A justiça. O número de presos e arguidos por corrupção em Espanha é
enorme desde a filha do rei e o seu elegante marido, até muitos autarcas
e financiadores ilegais de partidos. Em Portugal contam-se pelos dedos e
todos os banqueiros envolvidos em escândalos, estão à espera das
previsíveis prescrições, bem instalados em suas casas. A justiça não
funciona em Portugal e esse facto favorece a hierarquia de medos e a
prática da corrupção. Claro que deve existir "a presunçao de inocência",
mas devia igualmente existir a presunção de condenação uma vez
terminados os julgamentos.
5. Nos próprios textos de André Freire
e Nuno Ramos de Almeida - prezo os dois - se mostra a divisão que
paralisa. O primeiro defende que "a esquerda radical deve deixar claro
que quer governar". O segundo afirma que "o que as pessoas exigem é uma
ruptura com aquilo que existe, não que se proponham comer à mesa do
sistema". Ramos de Almeida admite adiante que "quem se opõe a este
estado de coisas deve ter a ambição de governar e ocupar o lugar do
poder para o tornar o lugar de todos" e antes escrevera "o problema dos
partidos como o Bloco e o PC […] é terem sido incapazes de transformar
uma maioria social numa maioria política" elogiando o Podemos por ter
vontade de vencer, tendo uma "forte hegemonia na maioria da população".

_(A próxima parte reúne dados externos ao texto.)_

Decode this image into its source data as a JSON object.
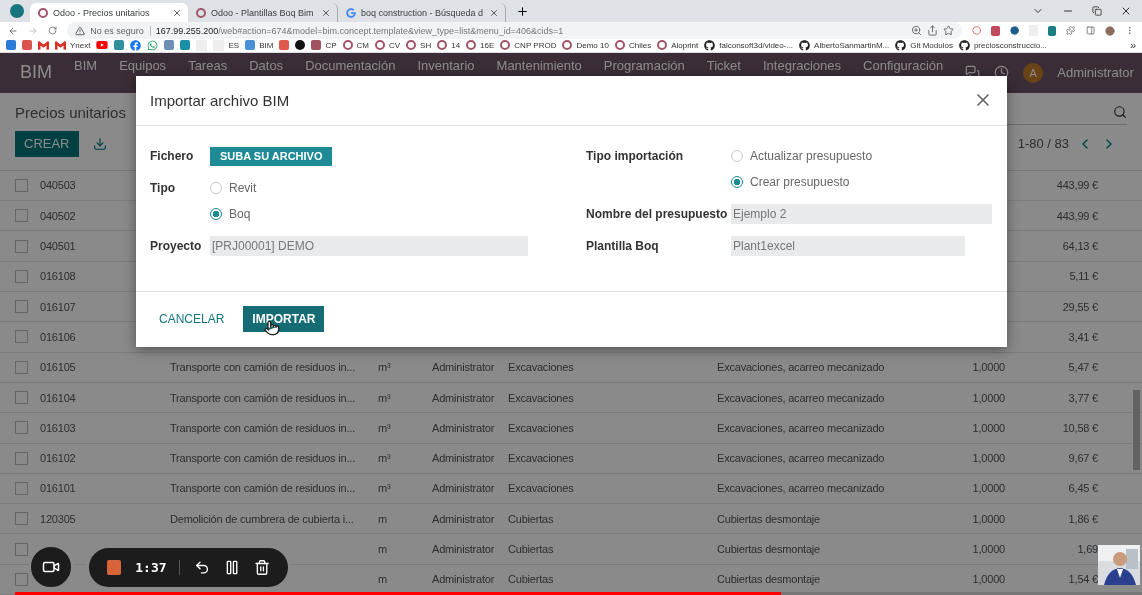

Veremos se sim ou não nas próximas eleições em Espanha.
6.
Mas a divergência anterior - governar com os partidos do sistema,
leia-se o PS - ou governar contra ele - é justamente a causa que impede
acordo, que paralisa e que impede o aparecimento da maioria política
idêntica à maioria social.
7.
Finalmente uma sociologia empírica do olhar: julgo que as camadas mais
pobres da população portuguesa, as mais atingidas pela crise,
especialmente no norte do nosso país, tem uma ligação afectiva e
política ao PS. Julgo que em Lisboa e arredores este facto é
virtualmente invisível e incompreensível. Enquanto o PC tem primazia
sindical histórica o PS, por razões certamente complexas, não sofreu, ao
contrário de outros partidos similares europeus, o mesmo tipo de
desmantelamento, e de desastre eleitoral. Mantém-se. Tomá-lo como
"partido do sistema" é, por um lado, verdadeiro mas, por outro, continua
a ser visto por muitos da camada mais frágil da população como o seu
partido, como o único que os defende na prática nos momentos difíceis.
Aqui reside outra particularidade deste país. Nesse sentido, o PS terá
no próximo governo a sua última oportunidade de lhes dar uma resposta.
8. Ao longe a triste União Europeia dos burocratas e dos neoliberais comandados pela Alemanha. O que conta muito.»